The G20 leaders are gathering in the eastern U.S. city of Pittsburgh later this week to discuss economic and other issues.
Mr. Brown is among the leaders who say it is vital to resolve huge financial imbalances among nations in trade, savings and consumption that played a role in the financial crisis, and could leave the economy vulnerable to similar shocks in the future.
Some economists say the imbalances would ease if big exporters like China, Germany and Japan consumed more, while big debtors like the United States saved more.
Economic data show many parts of the global economy are beginning to recover from the recession and resume growth.
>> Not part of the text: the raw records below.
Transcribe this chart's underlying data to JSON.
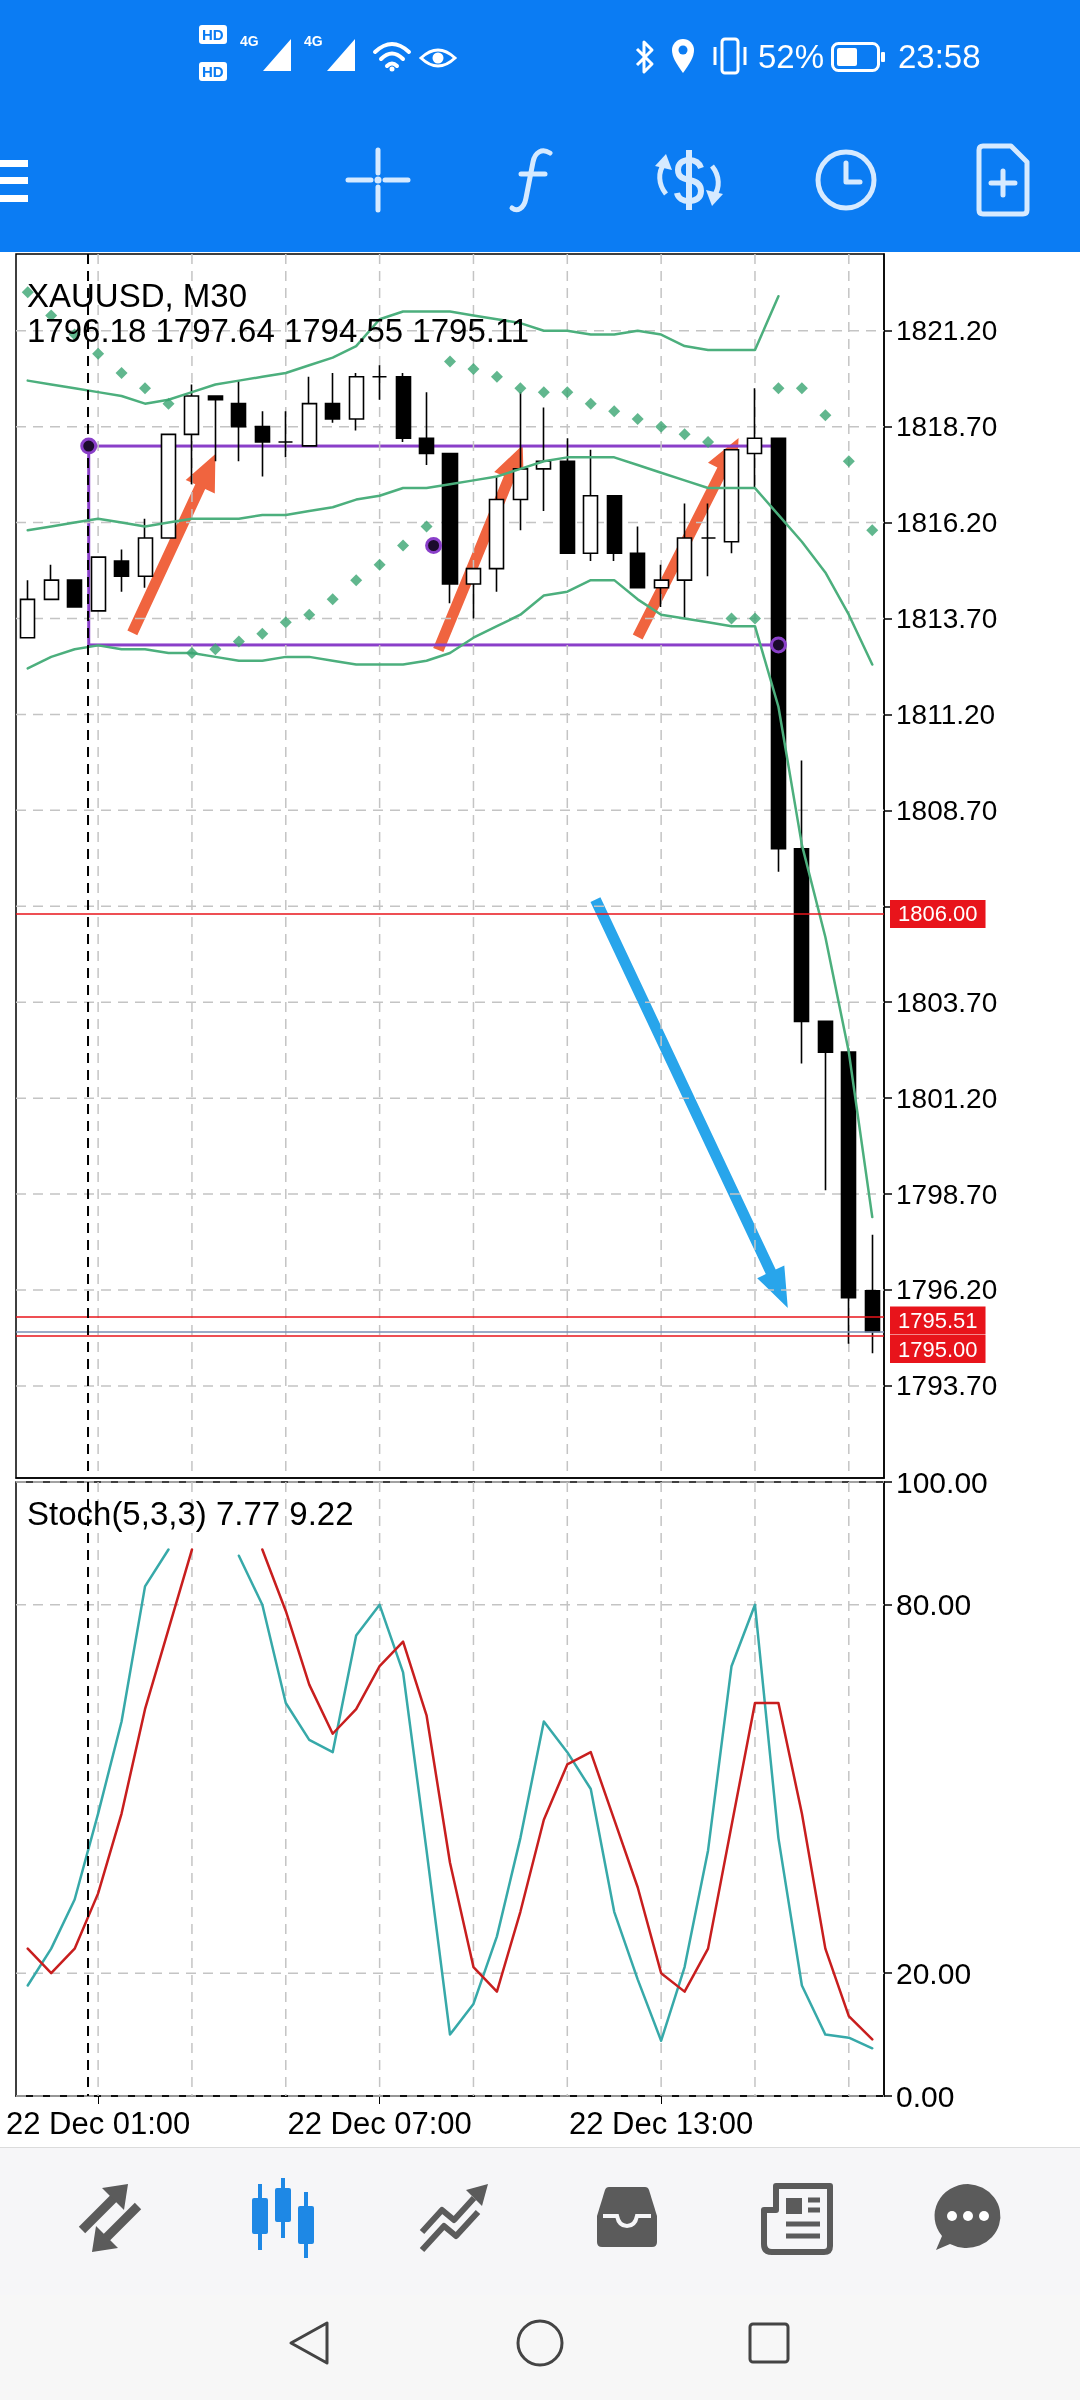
{
  "chart_data": [
    {
      "type": "candlestick",
      "title": "XAUUSD, M30",
      "subtitle": "1796.18 1797.64 1794.55 1795.11",
      "categories": [
        null,
        null,
        null,
        "22 Dec 01:00",
        null,
        null,
        null,
        null,
        null,
        null,
        null,
        null,
        null,
        null,
        null,
        "22 Dec 07:00",
        null,
        null,
        null,
        null,
        null,
        null,
        null,
        null,
        null,
        null,
        null,
        "22 Dec 13:00",
        null,
        null,
        null,
        null,
        null,
        null,
        null,
        null,
        null
      ],
      "ohlc": [
        [
          1813.2,
          1814.7,
          1813.2,
          1814.2
        ],
        [
          1814.2,
          1815.1,
          1814.2,
          1814.7
        ],
        [
          1814.7,
          1814.7,
          1814.0,
          1814.0
        ],
        [
          1813.9,
          1815.3,
          1813.9,
          1815.3
        ],
        [
          1815.2,
          1815.5,
          1814.4,
          1814.8
        ],
        [
          1814.8,
          1816.3,
          1814.5,
          1815.8
        ],
        [
          1815.8,
          1818.5,
          1815.8,
          1818.5
        ],
        [
          1818.5,
          1819.8,
          1817.2,
          1819.5
        ],
        [
          1819.5,
          1819.5,
          1817.8,
          1819.4
        ],
        [
          1819.3,
          1819.9,
          1817.8,
          1818.7
        ],
        [
          1818.7,
          1819.1,
          1817.4,
          1818.3
        ],
        [
          1818.3,
          1819.1,
          1817.9,
          1818.3
        ],
        [
          1818.2,
          1820.0,
          1818.2,
          1819.3
        ],
        [
          1819.3,
          1820.1,
          1818.8,
          1818.9
        ],
        [
          1818.9,
          1820.1,
          1818.6,
          1820.0
        ],
        [
          1820.0,
          1820.3,
          1819.4,
          1820.0
        ],
        [
          1820.0,
          1820.1,
          1818.3,
          1818.4
        ],
        [
          1818.4,
          1819.6,
          1817.7,
          1818.0
        ],
        [
          1818.0,
          1818.0,
          1814.1,
          1814.6
        ],
        [
          1814.6,
          1815.0,
          1813.7,
          1815.0
        ],
        [
          1815.0,
          1817.4,
          1814.4,
          1816.8
        ],
        [
          1816.8,
          1819.6,
          1816.0,
          1817.6
        ],
        [
          1817.6,
          1819.2,
          1816.5,
          1817.8
        ],
        [
          1817.8,
          1818.4,
          1815.4,
          1815.4
        ],
        [
          1815.4,
          1818.1,
          1815.2,
          1816.9
        ],
        [
          1816.9,
          1816.9,
          1815.2,
          1815.4
        ],
        [
          1815.4,
          1816.1,
          1814.5,
          1814.5
        ],
        [
          1814.5,
          1815.1,
          1814.0,
          1814.7
        ],
        [
          1814.7,
          1816.7,
          1813.7,
          1815.8
        ],
        [
          1815.8,
          1816.7,
          1814.8,
          1815.8
        ],
        [
          1815.7,
          1818.1,
          1815.4,
          1818.1
        ],
        [
          1818.0,
          1819.7,
          1817.1,
          1818.4
        ],
        [
          1818.4,
          1818.4,
          1807.1,
          1807.7
        ],
        [
          1807.7,
          1810.0,
          1802.1,
          1803.2
        ],
        [
          1803.2,
          1803.2,
          1798.8,
          1802.4
        ],
        [
          1802.4,
          1802.5,
          1794.8,
          1796.0
        ],
        [
          1796.18,
          1797.64,
          1794.55,
          1795.11
        ]
      ],
      "series": [
        {
          "type": "line",
          "color": "#4caf7d",
          "values": [
            1819.9,
            1819.8,
            1819.7,
            1819.6,
            1819.5,
            1819.3,
            1819.4,
            1819.6,
            1819.8,
            1819.9,
            1820.0,
            1820.1,
            1820.3,
            1820.5,
            1820.8,
            1821.5,
            1821.7,
            1821.7,
            1821.7,
            1821.6,
            1821.5,
            1821.4,
            1821.2,
            1821.2,
            1821.1,
            1821.1,
            1821.2,
            1821.1,
            1820.8,
            1820.7,
            1820.7,
            1820.7,
            1822.1,
            null,
            null,
            null,
            null
          ]
        },
        {
          "type": "line",
          "color": "#4caf7d",
          "values": [
            1816.0,
            1816.1,
            1816.2,
            1816.3,
            1816.2,
            1816.1,
            1816.2,
            1816.3,
            1816.3,
            1816.3,
            1816.4,
            1816.4,
            1816.5,
            1816.6,
            1816.8,
            1816.9,
            1817.1,
            1817.1,
            1817.2,
            1817.3,
            1817.4,
            1817.6,
            1817.8,
            1817.9,
            1817.9,
            1817.9,
            1817.7,
            1817.5,
            1817.3,
            1817.1,
            1817.1,
            1817.1,
            1816.4,
            1815.7,
            1814.9,
            1813.8,
            1812.5
          ]
        },
        {
          "type": "line",
          "color": "#4caf7d",
          "values": [
            1812.4,
            1812.7,
            1812.9,
            1813.0,
            1812.9,
            1812.9,
            1812.8,
            1812.8,
            1812.7,
            1812.6,
            1812.6,
            1812.7,
            1812.7,
            1812.6,
            1812.5,
            1812.5,
            1812.5,
            1812.6,
            1812.8,
            1813.2,
            1813.5,
            1813.8,
            1814.3,
            1814.4,
            1814.7,
            1814.7,
            1814.2,
            1813.8,
            1813.7,
            1813.6,
            1813.5,
            1813.5,
            1811.4,
            1807.8,
            1805.4,
            1802.4,
            1798.1
          ]
        },
        {
          "type": "scatter",
          "marker": "diamond",
          "color": "#3aa572",
          "values": [
            1822.2,
            1821.6,
            1821.1,
            1820.6,
            1820.1,
            1819.7,
            1819.3,
            1812.8,
            1812.9,
            1813.1,
            1813.3,
            1813.6,
            1813.8,
            1814.2,
            1814.7,
            1815.1,
            1815.6,
            1816.1,
            1820.4,
            1820.2,
            1820.0,
            1819.7,
            1819.6,
            1819.6,
            1819.3,
            1819.1,
            1818.9,
            1818.7,
            1818.5,
            1818.3,
            1813.7,
            1813.7,
            1819.7,
            1819.7,
            1819.0,
            1817.8,
            1816.0
          ]
        }
      ],
      "ylim": [
        1791.3,
        1823.2
      ],
      "yticks": [
        {
          "value": 1793.7,
          "label": "1793.70"
        },
        {
          "value": 1796.2,
          "label": "1796.20"
        },
        {
          "value": 1798.7,
          "label": "1798.70"
        },
        {
          "value": 1801.2,
          "label": "1801.20"
        },
        {
          "value": 1803.7,
          "label": "1803.70"
        },
        {
          "value": 1806.2,
          "label": null
        },
        {
          "value": 1808.7,
          "label": "1808.70"
        },
        {
          "value": 1811.2,
          "label": "1811.20"
        },
        {
          "value": 1813.7,
          "label": "1813.70"
        },
        {
          "value": 1816.2,
          "label": "1816.20"
        },
        {
          "value": 1818.7,
          "label": "1818.70"
        },
        {
          "value": 1821.2,
          "label": "1821.20"
        }
      ],
      "tick_labels": "y",
      "grid": true,
      "marker": "none",
      "ref_lines": [
        {
          "axis": "y",
          "value": 1806,
          "label": "1806.00",
          "color": "#e8141b"
        },
        {
          "axis": "y",
          "value": 1795.51,
          "label": "1795.51",
          "color": "#e8141b"
        },
        {
          "axis": "y",
          "value": 1795.11,
          "color": "#7d8fb5"
        },
        {
          "axis": "y",
          "value": 1795,
          "label": "1795.00",
          "color": "#e8141b"
        },
        {
          "axis": "x",
          "value": "22 Dec 01:00",
          "color": "#000000",
          "line_style": "dashed"
        }
      ],
      "annotations": [
        "HD",
        "4G",
        "HD",
        "4G",
        "52%",
        "23:58"
      ]
    },
    {
      "type": "line",
      "title": "Stoch(5,3,3) 7.77 9.22",
      "categories": [
        null,
        null,
        null,
        "22 Dec 01:00",
        null,
        null,
        null,
        null,
        null,
        null,
        null,
        null,
        null,
        null,
        null,
        "22 Dec 07:00",
        null,
        null,
        null,
        null,
        null,
        null,
        null,
        null,
        null,
        null,
        null,
        "22 Dec 13:00",
        null,
        null,
        null,
        null,
        null,
        null,
        null,
        null,
        null
      ],
      "series": [
        {
          "color": "#37a9a9",
          "values": [
            18,
            24,
            32,
            46,
            61,
            83,
            89,
            null,
            null,
            88,
            80,
            64,
            58,
            56,
            75,
            80,
            69,
            40,
            10,
            15,
            26,
            42,
            61,
            56,
            50,
            30,
            19,
            9,
            21,
            40,
            70,
            80,
            42,
            18,
            10,
            9.5,
            7.77
          ]
        },
        {
          "color": "#c81e1e",
          "values": [
            24,
            20,
            24,
            33,
            46,
            63,
            76,
            89,
            null,
            null,
            89,
            79,
            67,
            59,
            63,
            70,
            74,
            62,
            38,
            21,
            17,
            30,
            45,
            54,
            56,
            45,
            34,
            20,
            17,
            24,
            44,
            64,
            64,
            46,
            24,
            13,
            9.22
          ]
        }
      ],
      "ylim": [
        0,
        100
      ],
      "yticks": [
        {
          "value": 0,
          "label": "0.00"
        },
        {
          "value": 20,
          "label": "20.00"
        },
        {
          "value": 80,
          "label": "80.00"
        },
        {
          "value": 100,
          "label": "100.00"
        }
      ],
      "grid": true,
      "marker": "none",
      "ref_lines": [
        {
          "axis": "x",
          "value": "22 Dec 01:00",
          "color": "#000000",
          "line_style": "dashed"
        }
      ]
    }
  ]
}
That is why G20 officials are to discuss how to coordinate the end of efforts to stimulate their national economies, which include massive spending on public works projects and slashing interest rates to very low levels.
Ending these stimulus programs is complex because cutting the effort too soon risks pushing the economy back into recession, but continuing stimulus programs too long runs up national debts and risks sparking inflation.
French Finance Minister Christine Lagarde says signs that the economy is beginning to recover should not be an excuse to avoid economic reforms.
French and German officials are proposing stricter regulation of the financial sector, including limits on executive pay.
Some information for this report was provided by AFP, AP and Reuters.